Let’s see how he did this.

Erdős’s Proof for √n

Erdős gave this argument in 1946. I’ll warn you that this proof is extremely clever, so it might take some thought to grasp each step.

Suppose we have a collection of n points.

Pick any one you like and call it p. Now draw a circle through each of the remaining points centered at p. Note that the radius of each circle is the distance from p to the point on that circle:

Now we’ll denote the number of radii by t. The above picture has t=3.

In the above picture, the inner circle has 1 point on it, the middle circle has 2, and the outer circle has 2.

Claim: One of the circles must have at least n/t points on it.

Proof: This is known as the Pigeonhole Principle, but it can be seen simply by noting that if every circle had less than n/t, then the total number of points would be less than adding this number t times:

n < n/t+n/t+…+n/t = n.

A contradiction. Therefore, they can’t all have less than n/t, which is the claim.

Notice: In the example picture, n=6 and t=3, so indeed, the middle and outer circles have 6/3=2 points on it.

Now draw a line through p that doesn’t intersect any point:

Since the line doesn’t go through any points, there will be a side that contains at least half of the n/t points, and so there is a circle with at least n/(2t) points all on the same side.

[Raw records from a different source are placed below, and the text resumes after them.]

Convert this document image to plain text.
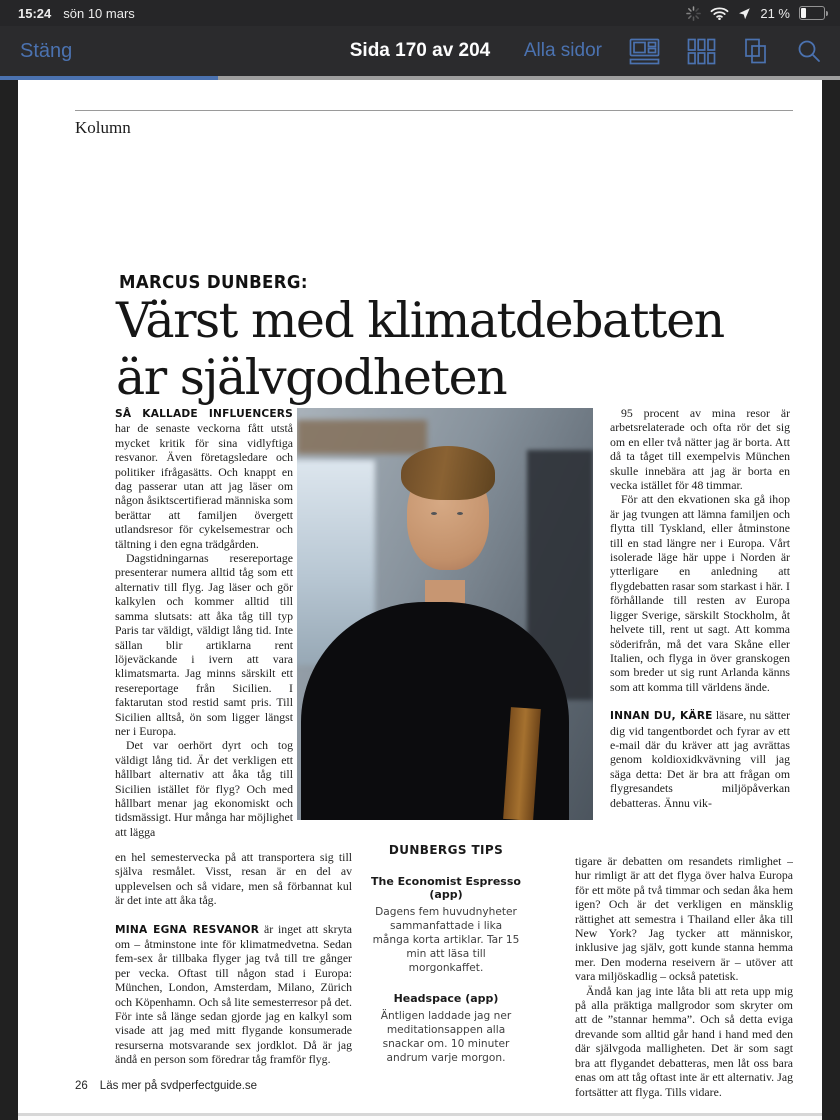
15:24 sön 10 mars	21 %
Stäng	Sida 170 av 204	Alla sidor
Kolumn
MARCUS DUNBERG:
Värst med klimatdebatten
är självgodheten

SÅ KALLADE INFLUENCERS har de senaste veckorna fått utstå mycket kritik för sina vidlyftiga resvanor. Även företagsledare och politiker ifrågasätts. Och knappt en dag passerar utan att jag läser om någon åsiktscertifierad människa som berättar att familjen övergett utlandsresor för cykelsemestrar och tältning i den egna trädgården.

Dagstidningarnas resereportage presenterar numera alltid tåg som ett alternativ till flyg. Jag läser och gör kalkylen och kommer alltid till samma slutsats: att åka tåg till typ Paris tar väldigt, väldigt lång tid. Inte sällan blir artiklarna rent löjeväckande i ivern att vara klimatsmarta. Jag minns särskilt ett resereportage från Sicilien. I faktarutan stod restid samt pris. Till Sicilien alltså, ön som ligger längst ner i Europa.

Det var oerhört dyrt och tog väldigt lång tid. Är det verkligen ett hållbart alternativ att åka tåg till Sicilien istället för flyg? Och med hållbart menar jag ekonomiskt och tidsmässigt. Hur många har möjlighet att lägga

95 procent av mina resor är arbetsrelaterade och ofta rör det sig om en eller två nätter jag är borta. Att då ta tåget till exempelvis München skulle innebära att jag är borta en vecka istället för 48 timmar.

För att den ekvationen ska gå ihop är jag tvungen att lämna familjen och flytta till Tyskland, eller åtminstone till en stad längre ner i Europa. Vårt isolerade läge här uppe i Norden är ytterligare en anledning att flygdebatten rasar som starkast i här. I förhållande till resten av Europa ligger Sverige, särskilt Stockholm, åt helvete till, rent ut sagt. Att komma söderifrån, må det vara Skåne eller Italien, och flyga in över granskogen som breder ut sig runt Arlanda känns som att komma till världens ände.

INNAN DU, KÄRE läsare, nu sätter dig vid tangentbordet och fyrar av ett e-mail där du kräver att jag avrättas genom koldioxidkvävning vill jag säga detta: Det är bra att frågan om flygresandets miljöpåverkan debatteras. Ännu vik-

en hel semestervecka på att transportera sig till själva resmålet. Visst, resan är en del av upplevelsen och så vidare, men så förbannat kul är det inte att åka tåg.

MINA EGNA RESVANOR är inget att skryta om – åtminstone inte för klimatmedvetna. Sedan fem-sex år tillbaka flyger jag två till tre gånger per vecka. Oftast till någon stad i Europa: München, London, Amsterdam, Milano, Zürich och Köpenhamn. Och så lite semesterresor på det. För inte så länge sedan gjorde jag en kalkyl som visade att jag med mitt flygande konsumerade resurserna motsvarande sex jordklot. Då är jag ändå en person som föredrar tåg framför flyg.

DUNBERGS TIPS
The Economist Espresso (app)
Dagens fem huvudnyheter sammanfattade i lika många korta artiklar. Tar 15 min att läsa till morgonkaffet.
Headspace (app)
Äntligen laddade jag ner meditationsappen alla snackar om. 10 minuter andrum varje morgon.

tigare är debatten om resandets rimlighet – hur rimligt är att det flyga över halva Europa för ett möte på två timmar och sedan åka hem igen? Och är det verkligen en mänsklig rättighet att semestra i Thailand eller åka till New York? Jag tycker att människor, inklusive jag själv, gott kunde stanna hemma mer. Den moderna reseivern är – utöver att vara miljöskadlig – också patetisk.

Ändå kan jag inte låta bli att reta upp mig på alla präktiga mallgrodor som skryter om att de ”stannar hemma”. Och så detta eviga drevande som alltid går hand i hand med den där självgoda malligheten. Det är som sagt bra att flygandet debatteras, men låt oss bara enas om att tåg oftast inte är ett alternativ. Jag fortsätter att flyga. Tills vidare.

26 Läs mer på svdperfectguide.se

In the above, the middle circle is divided into a part with 2 and a part with 0. The outer circle is divided into a part with 1 and a part with 1. It doesn’t matter which we use, I’m just explaining what is meant when we do this process.

Pick a circle with at least n/(2t) points on one side of the line. If we draw lines from one of the points to all the others this gives us n/(2t) different distances.

Thus, the number of distinct distances made by these n points is greater than max{t, n/(2t)}, the maximum among t and n/(2t).

Case 1t≥√n. Then we’re done. This was what we wanted to show.

Case 2t<√n.

In this case, we can just plug in that inequality.

d(n) > n/(2t) > n/(2√n)=(1/2)√n.

This finishes the proof because we just needed it to be bigger than a constant multiple of √n. We’ve shown that d(n)≥(1/2)√n for all n.

In other words, n points must make at least (1/2)√n distances.

More Results

First, I’ve been using the notation √n because it’s easier to write on Medium, but as an exponent: √n=n^(1/2).

The history of this problem is really interesting and vastly new methods and techniques had to be invented to get better and better exponents on n(sometimes called the Erdős exponent). As these exponents get closer and closer to 1, we get closer and closer to proving the initial conjecture.

In 1952, Moser proved the result for n^(2/3). The proof uses similar ideas to Erdős, but it constructs more sophisticated counting techniques.

It took all the way until 1997 for the next major step in the exponent. Székely proved the result for n^(4/5). This proof brought in a lot more and hinges on some results in graph theory and convex geometry.

In 2001, Solymosi and Tóth got the result for n^(6/7).

The result has continued to improve and the techniques have gotten very surprising, coming from number theory, vector spaces over finite fields, analytic methods, and even algebraic geometry.

Finally, in a 2015 Annals paper (one of the highest regarded math journals in the world), Guth and Katz got the exponent down to 1 by proving d(n)>Cn/(log n).

Higher Dimensions

We’ve been working in ℝ² this whole time. But we could just as easily ask this question in any number of dimensions.

You might want to try some small examples to see how strange things get. How many distances must 4 points make in 3-dimensional space?

Erdős conjectured that in d-dimensional space, n points must make at least n^(2/d) distances (up to the same wiggle room described at the beginning).

It would be beyond the scope of this overview to go into much more depth here.

If you’re interested in any part of this problem, the book The Erdős Distance Problem by Garibaldi, Iosevich, and Senger is excellent and served as the main reference for this article.